Man hat mir in der Kommission vorgeworfen, das sei eine Ausspielung von Forschungs- und Wissenschaftspolitik gegen Kulturpolitik. Das ist es nicht. Ich spiele nichts [PAGE 485] gegeneinander aus, sondern ich sehe nur die Realität, wie wir sie in diesem Rat schon x-mal erlebten und an der wir uns nicht vorbeimogeln konnten. Wir haben in Euphorie Beschlüsse gefasst, die wir dann in Erkenntnis dieser Realität wieder korrigiert haben.

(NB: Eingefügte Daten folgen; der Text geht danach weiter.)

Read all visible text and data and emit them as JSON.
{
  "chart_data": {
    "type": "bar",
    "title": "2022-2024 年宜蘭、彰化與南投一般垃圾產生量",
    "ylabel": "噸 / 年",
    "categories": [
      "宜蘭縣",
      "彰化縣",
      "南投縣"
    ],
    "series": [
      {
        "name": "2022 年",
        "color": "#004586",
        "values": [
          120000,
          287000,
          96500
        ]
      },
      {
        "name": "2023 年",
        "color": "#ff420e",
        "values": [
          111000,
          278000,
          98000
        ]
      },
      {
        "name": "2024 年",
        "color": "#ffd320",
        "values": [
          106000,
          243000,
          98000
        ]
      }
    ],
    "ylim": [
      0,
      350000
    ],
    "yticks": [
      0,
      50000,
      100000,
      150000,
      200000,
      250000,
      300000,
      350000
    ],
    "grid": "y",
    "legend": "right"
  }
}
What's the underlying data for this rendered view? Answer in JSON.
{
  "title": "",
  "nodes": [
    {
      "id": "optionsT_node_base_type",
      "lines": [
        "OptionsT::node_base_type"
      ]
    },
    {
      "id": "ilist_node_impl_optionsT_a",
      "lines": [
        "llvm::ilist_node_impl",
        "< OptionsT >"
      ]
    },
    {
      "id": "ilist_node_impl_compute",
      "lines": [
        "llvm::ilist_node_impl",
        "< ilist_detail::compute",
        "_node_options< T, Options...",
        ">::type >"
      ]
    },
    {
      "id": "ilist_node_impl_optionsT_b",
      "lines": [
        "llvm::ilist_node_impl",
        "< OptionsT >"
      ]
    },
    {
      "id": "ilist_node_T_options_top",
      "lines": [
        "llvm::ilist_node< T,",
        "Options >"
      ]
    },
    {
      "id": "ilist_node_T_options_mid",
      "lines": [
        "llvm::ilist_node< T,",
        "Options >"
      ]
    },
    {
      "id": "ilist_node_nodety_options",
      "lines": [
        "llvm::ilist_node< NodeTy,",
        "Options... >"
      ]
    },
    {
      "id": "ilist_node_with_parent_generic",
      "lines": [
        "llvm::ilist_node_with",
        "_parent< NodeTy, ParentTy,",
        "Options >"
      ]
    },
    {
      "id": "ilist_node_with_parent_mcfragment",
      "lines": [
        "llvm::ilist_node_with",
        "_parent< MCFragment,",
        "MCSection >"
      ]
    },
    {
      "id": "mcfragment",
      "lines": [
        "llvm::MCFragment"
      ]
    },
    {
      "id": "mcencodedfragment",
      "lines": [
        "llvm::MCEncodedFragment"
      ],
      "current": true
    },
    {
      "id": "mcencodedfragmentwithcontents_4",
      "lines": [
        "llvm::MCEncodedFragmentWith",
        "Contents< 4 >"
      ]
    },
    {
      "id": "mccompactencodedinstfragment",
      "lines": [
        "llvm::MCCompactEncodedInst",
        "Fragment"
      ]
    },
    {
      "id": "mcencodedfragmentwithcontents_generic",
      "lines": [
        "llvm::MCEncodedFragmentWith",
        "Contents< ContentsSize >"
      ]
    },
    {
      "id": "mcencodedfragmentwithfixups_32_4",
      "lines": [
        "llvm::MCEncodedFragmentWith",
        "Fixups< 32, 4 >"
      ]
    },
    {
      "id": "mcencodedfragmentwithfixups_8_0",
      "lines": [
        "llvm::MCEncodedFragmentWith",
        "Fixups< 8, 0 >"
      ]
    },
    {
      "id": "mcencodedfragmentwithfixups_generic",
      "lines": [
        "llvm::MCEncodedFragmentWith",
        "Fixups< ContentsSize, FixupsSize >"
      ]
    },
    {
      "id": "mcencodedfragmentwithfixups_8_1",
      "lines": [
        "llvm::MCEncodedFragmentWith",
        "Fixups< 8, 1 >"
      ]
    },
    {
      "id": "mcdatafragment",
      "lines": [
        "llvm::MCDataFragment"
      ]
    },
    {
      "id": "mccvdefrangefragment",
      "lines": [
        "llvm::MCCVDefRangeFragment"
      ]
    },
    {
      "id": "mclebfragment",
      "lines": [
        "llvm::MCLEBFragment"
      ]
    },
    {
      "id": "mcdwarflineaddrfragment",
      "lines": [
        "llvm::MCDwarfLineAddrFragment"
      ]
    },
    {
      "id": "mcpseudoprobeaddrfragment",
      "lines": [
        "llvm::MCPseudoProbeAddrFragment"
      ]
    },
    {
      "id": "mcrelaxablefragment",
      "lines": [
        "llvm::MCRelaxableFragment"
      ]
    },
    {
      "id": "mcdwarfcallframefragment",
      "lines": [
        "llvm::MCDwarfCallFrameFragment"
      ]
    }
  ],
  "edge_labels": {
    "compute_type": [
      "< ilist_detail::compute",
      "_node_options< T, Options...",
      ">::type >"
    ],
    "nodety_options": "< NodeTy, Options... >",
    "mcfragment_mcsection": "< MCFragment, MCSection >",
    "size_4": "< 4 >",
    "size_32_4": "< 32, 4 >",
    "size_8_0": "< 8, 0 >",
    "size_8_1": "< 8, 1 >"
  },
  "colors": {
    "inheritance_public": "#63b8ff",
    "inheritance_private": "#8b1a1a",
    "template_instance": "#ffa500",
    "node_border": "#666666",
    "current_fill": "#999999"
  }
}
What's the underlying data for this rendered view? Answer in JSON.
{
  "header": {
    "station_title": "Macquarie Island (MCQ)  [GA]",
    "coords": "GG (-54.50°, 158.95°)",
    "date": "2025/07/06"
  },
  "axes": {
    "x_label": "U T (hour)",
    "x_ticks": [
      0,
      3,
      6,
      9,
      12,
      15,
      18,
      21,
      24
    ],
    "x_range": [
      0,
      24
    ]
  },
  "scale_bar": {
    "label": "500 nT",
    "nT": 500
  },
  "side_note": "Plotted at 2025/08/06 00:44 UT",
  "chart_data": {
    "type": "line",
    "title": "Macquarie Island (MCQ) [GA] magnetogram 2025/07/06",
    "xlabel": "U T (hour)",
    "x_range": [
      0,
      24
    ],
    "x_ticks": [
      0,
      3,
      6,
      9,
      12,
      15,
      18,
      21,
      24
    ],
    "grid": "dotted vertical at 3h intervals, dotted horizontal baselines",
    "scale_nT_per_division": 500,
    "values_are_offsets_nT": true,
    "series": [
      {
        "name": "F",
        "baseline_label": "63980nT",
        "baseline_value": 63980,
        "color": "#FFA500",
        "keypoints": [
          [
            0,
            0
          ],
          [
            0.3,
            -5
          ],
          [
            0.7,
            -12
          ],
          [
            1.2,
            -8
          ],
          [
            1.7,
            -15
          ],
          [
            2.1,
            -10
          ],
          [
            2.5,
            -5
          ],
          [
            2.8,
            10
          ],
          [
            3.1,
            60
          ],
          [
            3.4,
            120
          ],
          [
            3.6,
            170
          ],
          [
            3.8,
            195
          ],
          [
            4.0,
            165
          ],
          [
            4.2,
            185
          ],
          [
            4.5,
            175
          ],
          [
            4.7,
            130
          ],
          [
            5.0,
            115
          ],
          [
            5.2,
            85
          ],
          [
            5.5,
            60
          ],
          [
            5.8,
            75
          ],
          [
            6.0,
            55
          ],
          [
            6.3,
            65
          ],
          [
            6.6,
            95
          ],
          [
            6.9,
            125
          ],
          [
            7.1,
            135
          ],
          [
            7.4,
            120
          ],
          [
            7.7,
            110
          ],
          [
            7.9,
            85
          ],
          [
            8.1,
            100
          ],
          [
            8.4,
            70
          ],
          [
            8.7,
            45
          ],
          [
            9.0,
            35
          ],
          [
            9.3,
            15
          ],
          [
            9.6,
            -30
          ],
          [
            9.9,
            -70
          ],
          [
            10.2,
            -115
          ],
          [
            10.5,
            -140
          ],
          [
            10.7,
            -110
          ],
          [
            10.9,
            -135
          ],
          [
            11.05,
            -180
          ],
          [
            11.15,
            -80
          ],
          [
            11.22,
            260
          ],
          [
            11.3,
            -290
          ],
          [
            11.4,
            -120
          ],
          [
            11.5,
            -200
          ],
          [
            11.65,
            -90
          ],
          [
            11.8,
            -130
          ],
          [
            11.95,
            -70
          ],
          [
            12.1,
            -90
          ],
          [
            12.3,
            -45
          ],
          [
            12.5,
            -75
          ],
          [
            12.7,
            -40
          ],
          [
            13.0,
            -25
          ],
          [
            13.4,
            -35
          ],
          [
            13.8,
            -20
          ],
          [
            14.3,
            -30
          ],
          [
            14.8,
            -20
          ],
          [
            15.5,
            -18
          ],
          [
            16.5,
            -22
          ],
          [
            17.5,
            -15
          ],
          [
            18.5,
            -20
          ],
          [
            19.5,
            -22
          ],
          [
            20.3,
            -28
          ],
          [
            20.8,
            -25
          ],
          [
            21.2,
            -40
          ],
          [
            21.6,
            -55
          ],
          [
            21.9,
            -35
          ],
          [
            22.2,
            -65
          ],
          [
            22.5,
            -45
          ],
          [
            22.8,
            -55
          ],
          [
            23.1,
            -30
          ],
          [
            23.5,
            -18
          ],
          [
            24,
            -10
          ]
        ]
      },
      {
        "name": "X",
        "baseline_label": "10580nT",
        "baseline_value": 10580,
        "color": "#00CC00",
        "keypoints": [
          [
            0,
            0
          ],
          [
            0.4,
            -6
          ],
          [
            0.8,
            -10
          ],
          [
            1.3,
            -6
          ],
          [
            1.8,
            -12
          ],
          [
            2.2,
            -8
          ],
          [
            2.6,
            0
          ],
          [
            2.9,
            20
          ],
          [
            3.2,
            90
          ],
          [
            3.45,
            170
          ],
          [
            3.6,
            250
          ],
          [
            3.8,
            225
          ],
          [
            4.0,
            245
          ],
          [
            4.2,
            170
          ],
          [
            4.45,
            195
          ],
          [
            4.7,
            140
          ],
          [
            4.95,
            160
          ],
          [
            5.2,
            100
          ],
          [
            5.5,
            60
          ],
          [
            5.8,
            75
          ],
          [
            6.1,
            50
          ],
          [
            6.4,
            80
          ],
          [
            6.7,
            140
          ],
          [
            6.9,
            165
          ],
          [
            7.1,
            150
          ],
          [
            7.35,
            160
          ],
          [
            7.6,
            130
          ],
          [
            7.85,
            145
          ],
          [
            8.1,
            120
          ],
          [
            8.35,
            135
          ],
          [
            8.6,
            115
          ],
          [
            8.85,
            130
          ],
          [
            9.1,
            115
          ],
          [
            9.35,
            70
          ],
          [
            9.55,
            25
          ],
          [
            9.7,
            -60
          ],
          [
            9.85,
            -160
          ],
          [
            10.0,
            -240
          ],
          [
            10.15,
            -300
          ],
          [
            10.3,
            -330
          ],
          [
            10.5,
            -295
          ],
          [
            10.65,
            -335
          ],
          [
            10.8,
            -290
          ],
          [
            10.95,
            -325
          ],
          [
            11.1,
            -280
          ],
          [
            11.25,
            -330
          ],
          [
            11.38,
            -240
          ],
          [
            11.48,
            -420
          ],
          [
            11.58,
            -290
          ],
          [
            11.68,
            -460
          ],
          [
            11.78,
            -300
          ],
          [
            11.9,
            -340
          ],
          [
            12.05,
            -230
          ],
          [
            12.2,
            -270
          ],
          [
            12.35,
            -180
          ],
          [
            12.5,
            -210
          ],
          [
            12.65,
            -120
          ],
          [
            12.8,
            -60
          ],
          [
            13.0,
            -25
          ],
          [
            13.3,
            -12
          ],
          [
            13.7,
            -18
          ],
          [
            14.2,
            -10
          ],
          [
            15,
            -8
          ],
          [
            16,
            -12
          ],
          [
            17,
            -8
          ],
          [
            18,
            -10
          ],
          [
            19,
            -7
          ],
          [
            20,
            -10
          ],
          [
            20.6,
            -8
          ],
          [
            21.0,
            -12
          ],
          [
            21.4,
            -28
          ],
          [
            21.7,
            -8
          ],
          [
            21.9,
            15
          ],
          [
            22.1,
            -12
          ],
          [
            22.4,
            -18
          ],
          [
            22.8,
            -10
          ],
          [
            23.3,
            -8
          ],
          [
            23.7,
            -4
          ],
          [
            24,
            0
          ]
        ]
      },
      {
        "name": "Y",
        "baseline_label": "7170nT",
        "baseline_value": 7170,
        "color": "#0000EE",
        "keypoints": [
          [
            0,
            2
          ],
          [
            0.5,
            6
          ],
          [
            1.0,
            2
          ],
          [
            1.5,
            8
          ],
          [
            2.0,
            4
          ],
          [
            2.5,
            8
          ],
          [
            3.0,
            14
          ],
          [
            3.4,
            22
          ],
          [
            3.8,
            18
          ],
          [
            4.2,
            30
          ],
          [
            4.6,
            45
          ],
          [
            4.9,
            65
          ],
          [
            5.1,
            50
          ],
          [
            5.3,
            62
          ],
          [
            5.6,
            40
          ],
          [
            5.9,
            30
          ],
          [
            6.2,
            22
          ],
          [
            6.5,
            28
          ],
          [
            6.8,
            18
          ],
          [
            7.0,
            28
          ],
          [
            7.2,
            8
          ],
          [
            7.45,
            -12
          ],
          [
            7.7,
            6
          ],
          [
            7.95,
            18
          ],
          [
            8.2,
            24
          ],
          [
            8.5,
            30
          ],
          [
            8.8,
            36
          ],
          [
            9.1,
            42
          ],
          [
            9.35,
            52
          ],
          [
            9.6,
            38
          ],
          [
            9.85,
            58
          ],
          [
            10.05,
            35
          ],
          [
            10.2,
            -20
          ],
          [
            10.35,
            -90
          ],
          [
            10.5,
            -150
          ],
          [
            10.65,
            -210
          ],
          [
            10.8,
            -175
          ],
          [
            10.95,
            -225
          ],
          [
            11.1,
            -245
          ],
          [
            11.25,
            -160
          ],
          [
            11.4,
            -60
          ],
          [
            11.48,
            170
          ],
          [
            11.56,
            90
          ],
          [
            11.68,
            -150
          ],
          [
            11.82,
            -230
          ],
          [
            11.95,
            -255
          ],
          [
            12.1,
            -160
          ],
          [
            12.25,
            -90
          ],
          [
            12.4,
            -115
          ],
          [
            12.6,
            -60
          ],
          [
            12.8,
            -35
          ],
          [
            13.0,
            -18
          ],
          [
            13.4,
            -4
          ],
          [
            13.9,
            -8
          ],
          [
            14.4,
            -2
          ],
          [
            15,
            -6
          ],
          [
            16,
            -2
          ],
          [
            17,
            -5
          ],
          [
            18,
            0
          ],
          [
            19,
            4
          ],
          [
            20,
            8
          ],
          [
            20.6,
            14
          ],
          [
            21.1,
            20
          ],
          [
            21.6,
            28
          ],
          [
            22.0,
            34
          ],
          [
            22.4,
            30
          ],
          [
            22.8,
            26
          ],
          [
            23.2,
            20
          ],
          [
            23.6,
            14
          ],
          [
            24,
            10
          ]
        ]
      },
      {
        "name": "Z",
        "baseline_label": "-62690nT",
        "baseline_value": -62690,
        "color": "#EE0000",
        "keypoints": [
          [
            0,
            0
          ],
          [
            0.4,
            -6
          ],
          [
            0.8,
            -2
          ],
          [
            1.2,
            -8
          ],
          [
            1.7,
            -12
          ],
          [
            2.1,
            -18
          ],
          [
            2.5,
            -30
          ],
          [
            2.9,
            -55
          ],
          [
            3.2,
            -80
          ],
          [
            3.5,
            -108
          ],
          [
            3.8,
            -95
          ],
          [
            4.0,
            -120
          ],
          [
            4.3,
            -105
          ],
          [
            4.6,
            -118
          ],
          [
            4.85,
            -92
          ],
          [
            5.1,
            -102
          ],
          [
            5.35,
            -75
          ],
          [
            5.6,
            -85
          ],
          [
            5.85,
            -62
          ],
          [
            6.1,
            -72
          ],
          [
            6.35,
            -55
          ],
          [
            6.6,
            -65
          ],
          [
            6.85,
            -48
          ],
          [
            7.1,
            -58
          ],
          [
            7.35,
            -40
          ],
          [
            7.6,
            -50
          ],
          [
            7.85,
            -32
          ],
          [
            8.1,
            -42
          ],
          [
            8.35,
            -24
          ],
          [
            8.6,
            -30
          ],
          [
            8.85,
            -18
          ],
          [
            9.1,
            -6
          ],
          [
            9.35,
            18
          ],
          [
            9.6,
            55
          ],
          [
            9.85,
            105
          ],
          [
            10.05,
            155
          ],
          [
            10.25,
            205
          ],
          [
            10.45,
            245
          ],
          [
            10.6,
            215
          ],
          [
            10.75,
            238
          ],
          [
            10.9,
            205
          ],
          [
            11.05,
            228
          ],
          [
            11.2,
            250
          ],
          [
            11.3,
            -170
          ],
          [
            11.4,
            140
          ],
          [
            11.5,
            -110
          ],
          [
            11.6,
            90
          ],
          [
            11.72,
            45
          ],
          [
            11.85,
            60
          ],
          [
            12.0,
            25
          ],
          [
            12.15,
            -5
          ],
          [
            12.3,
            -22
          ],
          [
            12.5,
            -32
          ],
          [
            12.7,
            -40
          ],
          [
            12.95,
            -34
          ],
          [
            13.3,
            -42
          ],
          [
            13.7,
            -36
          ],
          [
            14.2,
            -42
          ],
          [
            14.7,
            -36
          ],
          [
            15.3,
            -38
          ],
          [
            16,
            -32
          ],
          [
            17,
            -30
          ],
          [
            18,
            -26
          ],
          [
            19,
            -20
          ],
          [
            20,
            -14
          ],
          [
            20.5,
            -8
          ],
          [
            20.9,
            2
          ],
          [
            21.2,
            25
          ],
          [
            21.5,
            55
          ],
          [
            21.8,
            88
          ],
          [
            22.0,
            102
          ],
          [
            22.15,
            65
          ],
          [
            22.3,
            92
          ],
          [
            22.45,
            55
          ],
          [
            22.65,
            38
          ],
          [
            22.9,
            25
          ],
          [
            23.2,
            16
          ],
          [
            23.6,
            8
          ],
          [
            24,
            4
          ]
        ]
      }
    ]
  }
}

Auch in Anbetracht der Tatsache, dass der Neubau wesentlich höhere Betriebskosten generieren wird, die jährlich anfallen, fand ich es aussergewöhnlich - ich muss es noch einmal betonen -, dass es unsere Kommission nicht für nötig befunden hat, wenigstens die Finanzkommission zu fragen, wie es aus ihrer Sicht aussehe. Ich bedaure das sehr, aber es war ein Entscheid unserer Kommission; die Mehrheit hat so entschieden.

Das sind die Gründe dafür, dass ich heute nicht einfach in Euphorie ausbreche, auch wenn wir in der Motion einschieben, die Finanzierung solle - nicht müsse - substanziell durch Drittmittel erreicht werden. Auch wenn wir diesen Einschub machen und damit dem Problem ein Mäntelchen umlegen, kann ich diese Motion, bei der ich davon ausgehe, dass sie so nicht umgesetzt werden kann, nicht annehmen. Ich bin Realist und würde eine andere Variante bevorzugen. Ich bitte Sie, Gleiches zu tun und diese Motion nicht anzunehmen. Wir werden uns in den kommenden Jahren mit dem Landesmuseum auseinander setzen. Der Erweiterungsbau wird eine Frage sein. Wir werden im Rahmen dieser Diskussion auch die Frage des Erweiterungsbaus vertiefter diskutieren und dieses Problem einer Lösung zuführen können, anstatt eine Motion anzunehmen, die ein Problem, bei dem wir nicht wissen, wie wir das nötige Geld dereinst berappen werden, relativ rasch mit dem Brecheisen gelöst haben will.

Ich bitte Sie, diese Motion gemäss Antrag des Bundesrates abzulehnen.